Hewes oversees the bar's cocktail program, which includes creating new thematic cocktails and reintroducing classic cocktails. He aims to create cocktails that guests can make easily at home. Hewes makes classic cocktails that reflect history and the cocktail's original recipe. He opposes the use of what he calls "secret ingredients" to craft cocktails. In a 2016 interview with Vice Hewes shared that "the key to a correct cocktail is the final taste."

His favorite drinks to make include the Old Fashioned, Sidecar, and Mint Julep, the latter which Henry Clay introduced to the bar. It remains the Round Robin's signature drink.

During the holidays, Hewes offers thematic cocktails, which have included hot spiced cider, hot buttered rum, and a Jingle Bell Julep, a variation on a mint julep with red and green spirits used to symbolize the holiday season. Other cocktails he has created for the holidays include the Poinsettia, which comprises Champagne, framboise and cranberry.

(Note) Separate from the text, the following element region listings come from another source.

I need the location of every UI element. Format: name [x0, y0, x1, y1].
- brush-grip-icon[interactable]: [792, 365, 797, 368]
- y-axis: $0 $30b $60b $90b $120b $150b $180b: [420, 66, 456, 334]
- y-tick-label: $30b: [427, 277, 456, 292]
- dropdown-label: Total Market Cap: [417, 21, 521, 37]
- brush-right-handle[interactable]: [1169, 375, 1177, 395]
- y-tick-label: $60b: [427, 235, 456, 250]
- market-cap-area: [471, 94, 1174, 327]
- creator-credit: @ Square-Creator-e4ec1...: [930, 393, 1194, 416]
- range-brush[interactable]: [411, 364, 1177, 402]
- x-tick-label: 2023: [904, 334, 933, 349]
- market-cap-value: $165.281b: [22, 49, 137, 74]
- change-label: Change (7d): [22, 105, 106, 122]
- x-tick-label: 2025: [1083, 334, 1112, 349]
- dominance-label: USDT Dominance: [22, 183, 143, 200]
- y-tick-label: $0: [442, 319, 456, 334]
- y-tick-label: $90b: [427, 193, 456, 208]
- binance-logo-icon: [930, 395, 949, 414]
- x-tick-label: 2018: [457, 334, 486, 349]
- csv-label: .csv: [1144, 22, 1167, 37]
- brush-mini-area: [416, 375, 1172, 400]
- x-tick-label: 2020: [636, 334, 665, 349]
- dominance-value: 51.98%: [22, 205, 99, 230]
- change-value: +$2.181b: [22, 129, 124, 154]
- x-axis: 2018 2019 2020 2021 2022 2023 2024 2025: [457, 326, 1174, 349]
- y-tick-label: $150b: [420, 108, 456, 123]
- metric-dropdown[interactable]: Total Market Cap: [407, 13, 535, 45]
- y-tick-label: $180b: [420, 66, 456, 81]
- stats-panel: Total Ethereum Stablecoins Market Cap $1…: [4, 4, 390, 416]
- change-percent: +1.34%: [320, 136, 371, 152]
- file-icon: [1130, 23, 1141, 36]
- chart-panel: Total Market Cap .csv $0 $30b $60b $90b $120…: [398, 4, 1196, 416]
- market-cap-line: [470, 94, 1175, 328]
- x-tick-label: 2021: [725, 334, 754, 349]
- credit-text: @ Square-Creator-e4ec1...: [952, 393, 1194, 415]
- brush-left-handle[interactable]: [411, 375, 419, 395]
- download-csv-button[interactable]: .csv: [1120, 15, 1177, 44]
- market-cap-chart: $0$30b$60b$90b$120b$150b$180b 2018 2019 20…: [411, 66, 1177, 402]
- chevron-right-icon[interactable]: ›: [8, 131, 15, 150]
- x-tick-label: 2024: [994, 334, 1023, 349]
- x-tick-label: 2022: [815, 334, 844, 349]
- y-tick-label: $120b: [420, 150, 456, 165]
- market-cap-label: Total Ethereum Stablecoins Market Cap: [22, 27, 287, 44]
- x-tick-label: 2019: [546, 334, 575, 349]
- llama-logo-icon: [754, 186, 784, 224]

In 2013, Hewes created a cocktail program by creating a cocktail for all 44 presidents, based on cocktails that presidents have historically consumed or that are thematic to a president's life. Presidential beverages include Madeira wine, which George Washington used to drink, hot buttered rum in honor of John Quincy Adams, and a twist on the Blue Hawaii, which uses tequila rather than rum, as a tribute to Barack Obama, which honors Obama's life in Hawaii. He introduces the menu, for a limited time only, during every presidential inauguration season.

==Personal life==

Hewes has lived in Washington DC since 1977. He is an avid book collector.